Though Yao lost, it hardly meant he was not popular with the general public. On the contrary, voters in many districts voted for him, not only did he get city votes, he also got rural votes. After the election, many people were dissatisfied with the local government but were sympathetic and supportive of Yao.

Points to ponder

Yao was unsurprised or unfazed about losing. As an ordinary citizen who spoke for the public, Yao’s participation in the election was dependent on the people’s trust and hopes. Throughout the 2006 election, although many people wanted to vote for Yao but the many measures of the government prevented them from following their hearts in voting. Looking back on the election process, Yao thought hard about one question: why did the local government blatantly acted against the law to intervene and manipulate the election? Yao gained further understanding into the question after the 2006 election. To Yao, the absence of just, fair and democratic laws and election institutions was an important reason the government managed to impose its administrative will on the election.

In terms of law, there existed a major problem that the current election laws were not enforceable. For example, the requirements on the nomination in the existing election laws lacked details. The wording was ambivalent, which left much room for the local government to manipulate. The second legal problem was that the existing election laws lacked the relevant redress clauses. The election laws did not stipulate election right, the right to vote and be voted, let alone the relevant legal redress. To Yao, the absence of the right to redress was the same as not having any right.
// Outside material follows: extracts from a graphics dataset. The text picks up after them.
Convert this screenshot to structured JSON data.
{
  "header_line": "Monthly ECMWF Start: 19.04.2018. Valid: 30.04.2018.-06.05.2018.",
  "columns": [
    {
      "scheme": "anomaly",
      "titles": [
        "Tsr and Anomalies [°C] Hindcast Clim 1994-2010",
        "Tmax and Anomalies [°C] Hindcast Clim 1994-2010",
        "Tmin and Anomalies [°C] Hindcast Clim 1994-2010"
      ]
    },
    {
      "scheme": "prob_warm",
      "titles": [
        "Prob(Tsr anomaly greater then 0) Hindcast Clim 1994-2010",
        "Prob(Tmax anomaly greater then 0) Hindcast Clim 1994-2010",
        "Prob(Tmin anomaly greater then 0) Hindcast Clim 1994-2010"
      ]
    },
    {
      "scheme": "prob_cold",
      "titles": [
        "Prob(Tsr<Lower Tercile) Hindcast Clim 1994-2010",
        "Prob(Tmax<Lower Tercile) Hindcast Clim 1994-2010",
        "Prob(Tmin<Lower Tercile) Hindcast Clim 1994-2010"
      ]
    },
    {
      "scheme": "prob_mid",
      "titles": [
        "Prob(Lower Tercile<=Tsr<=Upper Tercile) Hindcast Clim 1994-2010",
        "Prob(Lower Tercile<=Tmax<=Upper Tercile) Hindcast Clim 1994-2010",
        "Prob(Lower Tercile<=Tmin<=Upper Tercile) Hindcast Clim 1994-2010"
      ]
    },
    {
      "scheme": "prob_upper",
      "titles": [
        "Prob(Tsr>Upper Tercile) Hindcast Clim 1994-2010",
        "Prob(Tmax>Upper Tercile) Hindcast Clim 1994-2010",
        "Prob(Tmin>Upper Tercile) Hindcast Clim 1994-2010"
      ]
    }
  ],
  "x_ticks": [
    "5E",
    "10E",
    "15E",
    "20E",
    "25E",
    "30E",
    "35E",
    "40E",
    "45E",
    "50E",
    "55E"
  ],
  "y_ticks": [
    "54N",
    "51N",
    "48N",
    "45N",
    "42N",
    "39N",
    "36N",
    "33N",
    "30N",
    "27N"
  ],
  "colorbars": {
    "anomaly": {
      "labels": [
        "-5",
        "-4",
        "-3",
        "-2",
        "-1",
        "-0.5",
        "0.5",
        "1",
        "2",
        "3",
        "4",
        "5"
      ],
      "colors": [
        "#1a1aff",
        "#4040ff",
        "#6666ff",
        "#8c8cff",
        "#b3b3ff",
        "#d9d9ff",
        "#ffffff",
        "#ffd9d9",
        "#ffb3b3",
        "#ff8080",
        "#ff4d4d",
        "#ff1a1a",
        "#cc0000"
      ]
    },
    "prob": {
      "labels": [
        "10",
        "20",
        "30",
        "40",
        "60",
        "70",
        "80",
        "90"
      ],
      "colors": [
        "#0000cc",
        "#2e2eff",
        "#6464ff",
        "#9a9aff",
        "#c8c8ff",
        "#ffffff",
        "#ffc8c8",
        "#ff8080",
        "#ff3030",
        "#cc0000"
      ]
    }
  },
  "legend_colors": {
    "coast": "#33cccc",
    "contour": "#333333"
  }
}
The existing legal predicament was that it did not guarantee citizens’ right to sue an illegal winner of an election. The present election laws stipulated in principle the sanction against disrupting elections but not the procedures to handle election disputes. Under such circumstances, voters cannot effectively oversee election problems and were unable to sanction the so-called representatives who won the election illegally. In the absence of such relevant legislations as well as the ambivalent wording, even if the justice department accepted the litigation from the public, the cases often dragged on in vain.

In terms of institution, Yao believed there were two issues, first the relationship between the ruling party and the People’s Congress. Due to the duality of party and politics, the ruling party is a de facto command of the People’s Congress. In the local People’s Congress deputy elections, the local party leaders and other representatives of special interests joined their interests. As a result, the party administrative department imposed strict election control. Under such circumstances, independent candidates became the natural enemies that the relevant departments safeguarded against. It would be extremely difficult to have a breakthrough. Another problem was that there existed no competitive elections. The current set-up provides no substantive protection for Chinese citizens’ freedom of speech and freedom of assembly. In the absence of the freedom of assembly, different civil groups lacked a legitimate channel into elections. Independent candidates had no one but themselves to rely on. In the absence of concrete protection of freedom of press, the media can only cover and monitor elections as a third party and the relevant information and election process were not openly and transparently presented to the public. On the contrary, the situation ensured the local government’s ability to control elections and directly compromised the fairness of elections.

Yao’s lamentation

After the above experiences, Yao lamented that how an ordinary citizen like himself got on the nerve of the local government and caused them to spend so much energy and money to guarantee his failure. He also languished for the convoluted road to democratic elections. To Yao, though he lost the 2006 election but he would not give up. Yao’s only choice is to keep on running in future elections. At the same time, he also understands with such hostile election environment, he has to start preparing now for the next election in five years time.